各映像化ではキャラ設定は様々だが、私は昔からアニメ版のフック船長のキャラ描写にこそ同情を禁じえなかった。
今回フック船長にジュード・ロウを配し、イケオジに! 見た目だけではなく、ピーターと関わるある過去を持たせ、キャラ描写をより掘り下げ。勿論演じたジュード・ロウの演技によるものも大きい。
ピーターとフック船長がいがみ合い続ける理由…。
フック船長ことジェームズ・フックもかつてはロストボーイズだった。ピーターとは親友だった。が、ある時ジェームズが母親を恋しく思い、ピーターによって島を追い出され…。島を出たジェームズだったが、結局母親には会えず、海を漂流していた所をスミーに救われ、海賊の仲間に。やがて海賊どもを率いる邪悪で残忍なフック船長に…。
ピーターが悪いんじゃん! いやいや、ずっと島にいれば良かったのに島を出て悪い大人になり復讐しようとするフックも悪い。要は、水掛け論。
どっちもどっちだが、子供のままでいる事がやはりいいのか、大人になったがそのなり方を間違えたのか、考えさせられる。
それも含めピーターとフック船長のオリジナル新設定、悪くなかった。
あるシーンのフック船長の台詞やEDクレジット中の映像などにも印象残させる。
基本ファミリーでも楽しめるが、シリアスな大人向きメッセージも含み、監督デヴィッド・ロウリーの色が出たと言えよう。
クライム・ドラマ、ホラー、ダーク・ファンタジー…手掛けてきた作品の中で本作は異色に思えたが、そういや前にもディズニーの『ピートと秘密の友達』を手掛けていた事を思い出した。
ファンタジーも出来て、シリアスも出来て、ディズニーとも縁あり。ぴったりの人選だったか、否か。
いざ、ネバーランドへ! 序盤の最もワクワクシーンだが、あの名曲掛からず、ワクワク感が…。
空を飛ぶが魅力。が、ちと合成が目立ち、あまり浮遊感も感じられず…。
ネバーランドってもっと夢ある島だった筈。何だかどんよりし、暗い孤島って感じ。劇中でも言っていたこれが“現実”のネバーランド…?

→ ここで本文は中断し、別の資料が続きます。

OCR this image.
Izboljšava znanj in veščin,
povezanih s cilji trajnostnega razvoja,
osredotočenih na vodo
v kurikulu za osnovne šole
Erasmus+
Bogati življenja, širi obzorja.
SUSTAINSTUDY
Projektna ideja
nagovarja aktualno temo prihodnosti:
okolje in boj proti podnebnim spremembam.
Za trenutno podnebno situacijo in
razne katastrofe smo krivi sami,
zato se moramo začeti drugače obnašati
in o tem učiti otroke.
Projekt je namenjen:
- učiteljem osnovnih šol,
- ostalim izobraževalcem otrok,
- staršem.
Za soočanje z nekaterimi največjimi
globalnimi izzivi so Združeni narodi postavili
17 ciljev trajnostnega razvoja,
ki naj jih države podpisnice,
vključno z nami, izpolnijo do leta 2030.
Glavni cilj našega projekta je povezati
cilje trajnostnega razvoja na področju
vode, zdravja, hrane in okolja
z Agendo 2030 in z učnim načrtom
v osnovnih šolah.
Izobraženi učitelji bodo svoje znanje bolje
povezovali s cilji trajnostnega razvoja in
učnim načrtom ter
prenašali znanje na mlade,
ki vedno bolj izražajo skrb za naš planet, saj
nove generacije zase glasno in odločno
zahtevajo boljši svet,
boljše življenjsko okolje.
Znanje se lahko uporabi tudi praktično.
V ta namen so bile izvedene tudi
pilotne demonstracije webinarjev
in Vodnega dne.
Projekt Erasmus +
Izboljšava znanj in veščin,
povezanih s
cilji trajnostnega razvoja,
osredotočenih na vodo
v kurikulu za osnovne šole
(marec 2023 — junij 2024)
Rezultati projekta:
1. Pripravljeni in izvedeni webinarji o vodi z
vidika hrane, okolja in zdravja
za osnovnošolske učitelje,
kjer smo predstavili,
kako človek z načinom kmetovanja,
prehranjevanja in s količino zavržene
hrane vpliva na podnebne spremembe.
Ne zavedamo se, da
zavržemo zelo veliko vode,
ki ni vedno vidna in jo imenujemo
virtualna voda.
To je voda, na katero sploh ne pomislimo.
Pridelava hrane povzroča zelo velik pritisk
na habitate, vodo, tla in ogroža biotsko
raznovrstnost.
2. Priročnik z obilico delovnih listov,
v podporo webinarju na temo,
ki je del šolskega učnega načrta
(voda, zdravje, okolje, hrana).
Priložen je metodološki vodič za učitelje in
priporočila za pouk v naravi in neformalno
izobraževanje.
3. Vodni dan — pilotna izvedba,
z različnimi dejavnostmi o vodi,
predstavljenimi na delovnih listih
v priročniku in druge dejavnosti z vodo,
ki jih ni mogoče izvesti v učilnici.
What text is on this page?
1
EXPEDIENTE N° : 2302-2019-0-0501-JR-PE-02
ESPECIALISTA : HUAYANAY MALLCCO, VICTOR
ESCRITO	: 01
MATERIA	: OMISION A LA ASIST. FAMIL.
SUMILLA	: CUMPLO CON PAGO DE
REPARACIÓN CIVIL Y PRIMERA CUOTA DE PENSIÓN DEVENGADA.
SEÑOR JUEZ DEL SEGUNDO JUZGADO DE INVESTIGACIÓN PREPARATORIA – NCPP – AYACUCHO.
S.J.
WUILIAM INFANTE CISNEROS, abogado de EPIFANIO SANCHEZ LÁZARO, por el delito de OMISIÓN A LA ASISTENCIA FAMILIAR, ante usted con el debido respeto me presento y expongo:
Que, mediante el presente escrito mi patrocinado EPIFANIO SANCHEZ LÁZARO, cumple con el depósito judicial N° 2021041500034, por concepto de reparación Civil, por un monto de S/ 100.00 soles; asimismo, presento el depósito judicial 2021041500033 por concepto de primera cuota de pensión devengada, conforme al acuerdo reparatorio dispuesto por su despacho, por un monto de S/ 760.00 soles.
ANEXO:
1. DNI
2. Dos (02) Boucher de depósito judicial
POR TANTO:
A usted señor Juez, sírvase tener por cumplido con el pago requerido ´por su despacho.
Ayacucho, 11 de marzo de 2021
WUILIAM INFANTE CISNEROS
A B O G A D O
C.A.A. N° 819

さほど冒険らしい冒険もせず、夢の島ネバーランドで各々内面と向き合う。そんなのロンドンでも出来るよ。
クライマックスの空飛ぶ海賊船でのバトルでようやく。
が、出航が遅れた。ファンタスティックさやエンタメ性もあるが、もうちょっと全体的にワクワク高揚が欲しかったし、ビジュアル面も乏しかった。
チクタクチクタクワニはインパクト充分。あそこだけモンパニ映画。フック船長でなくともトラウマになるよ。
子供でいる事。
大人になるという事。
双方にメッセージを込めた意欲作ではあったが…、『ピーター・パン』の実写化はなかなか鬼門。
一番素直に面白かったのは、“大人になったピーター・パン”というのは皮肉でしかない。
いつまでも子供のままではいられない。
おとぎ話のように単純じゃない。
でも、その心を忘れないで。
それが私たちの心の中の“ピーター・パン”。